Co oznacza wygrana bloku centroprawicowego w wyborach parlamentarnych we Włoszech?
– Blok, koalicja sił centroprawicowych, a więc ugrupowania Forza Italia, Liga Północna i Bracia Włoch wprawdzie wygrywają wybory w obu izbach parlamentu, ale nie na tyle, żeby stworzyć większość potrzebną do rządzenia państwem. Ponadto znamienne jest to, że w tym bloku centroprawicowym na czoło pod względem uzyskanych głosów wysuwa się Liga Północna. Świadczy to o tym, że mamy do czynienia z jednej strony ze wzmocnieniem – w ramach tego bloku – nurtu mocno eurosceptycznego, a po drugie – jeśli do tego dodamy świetny wynik antysystemowego Ruchu Pięciu Gwiazd – to okazuje się, że większość, bo ok. 60 proc. włoskich wyborców, wspiera trendy niechętne Brukseli, a już na pewno bardzo niechętne polityce migracyjnej, która się pojawiła w Europie. Włosi, jak widać, są przeciwni polityce narzucanej przez elity brukselskie, która bardzo mocno antagonizuje społeczeństwo.

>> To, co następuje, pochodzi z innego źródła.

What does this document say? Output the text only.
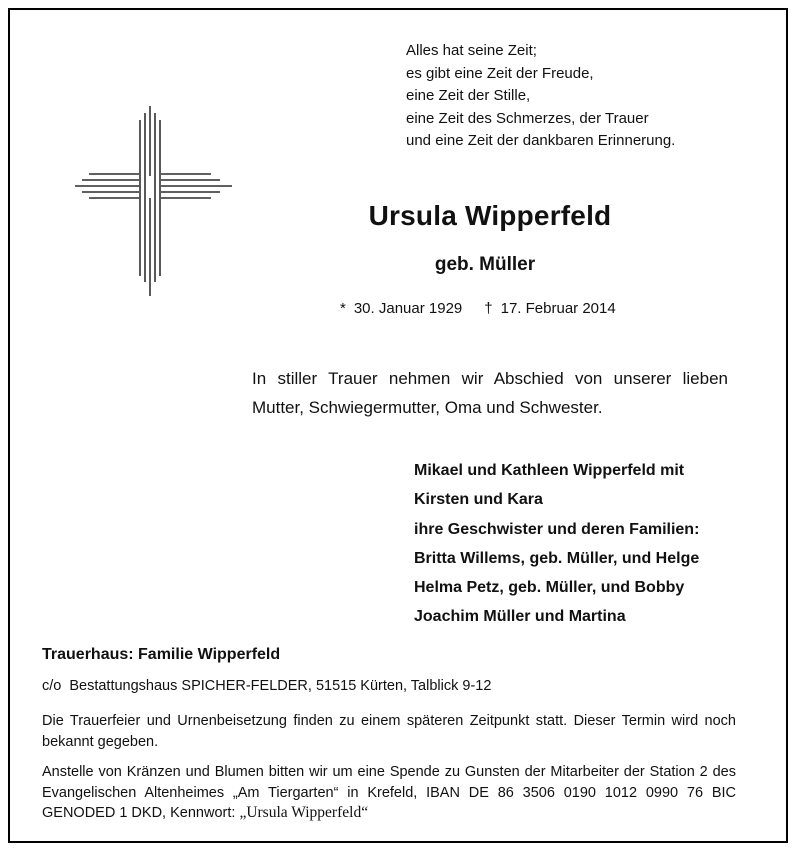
Alles hat seine Zeit;
es gibt eine Zeit der Freude,
eine Zeit der Stille,
eine Zeit des Schmerzes, der Trauer
und eine Zeit der dankbaren Erinnerung.
Ursula Wipperfeld
geb. Müller
* 30. Januar 1929 † 17. Februar 2014
In stiller Trauer nehmen wir Abschied von unserer lieben Mutter, Schwiegermutter, Oma und Schwester.
Mikael und Kathleen Wipperfeld mit
Kirsten und Kara
ihre Geschwister und deren Familien:
Britta Willems, geb. Müller, und Helge
Helma Petz, geb. Müller, und Bobby
Joachim Müller und Martina
Trauerhaus: Familie Wipperfeld
c/o Bestattungshaus SPICHER-FELDER, 51515 Kürten, Talblick 9-12
Die Trauerfeier und Urnenbeisetzung finden zu einem späteren Zeitpunkt statt. Dieser Termin wird noch bekannt gegeben.
Anstelle von Kränzen und Blumen bitten wir um eine Spende zu Gunsten der Mitarbeiter der Station 2 des Evangelischen Altenheimes „Am Tiergarten“ in Krefeld, IBAN DE 86 3506 0190 1012 0990 76 BIC GENODED 1 DKD, Kennwort: „Ursula Wipperfeld“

Poczucie zagrożenia, jakie rodzi tego typu polityka otwartych drzwi zainicjowana przez kanclerz Merkel, jest – jak widać – wyrażane w wynikach wyborczych. Ogólnie – już przed wyborami we Włoszech, o czym informowały media – widać było, że atmosfera przypomina bardziej Budapeszt czy Warszawę, a nie Brukselę. To też o czymś świadczy.
Jaki kurs obiorą teraz Włochy pod rządami centroprawicy?
– Myślę, że wiele się tutaj nie zmieni, ale z całą pewnością jest to ważny sygnał zarówno dla Brukseli, jak i dla Berlina czy Paryża. Warto bowiem pamiętać, że Włochy to kraj strefy euro i jedna z największych gospodarek Unii Europejskiej. Wprawdzie włoska gospodarka jest pogrążona w kryzysie, ale nie zmienia to faktu, że jest to gospodarka z potencjałem.
Berlusconi ze względu na przeszkody prawne nie może być premierem, ale może nim zostać Antonio Tajani, który jako szef europarlamentu jest uległy wobec Niemiec czy Francji...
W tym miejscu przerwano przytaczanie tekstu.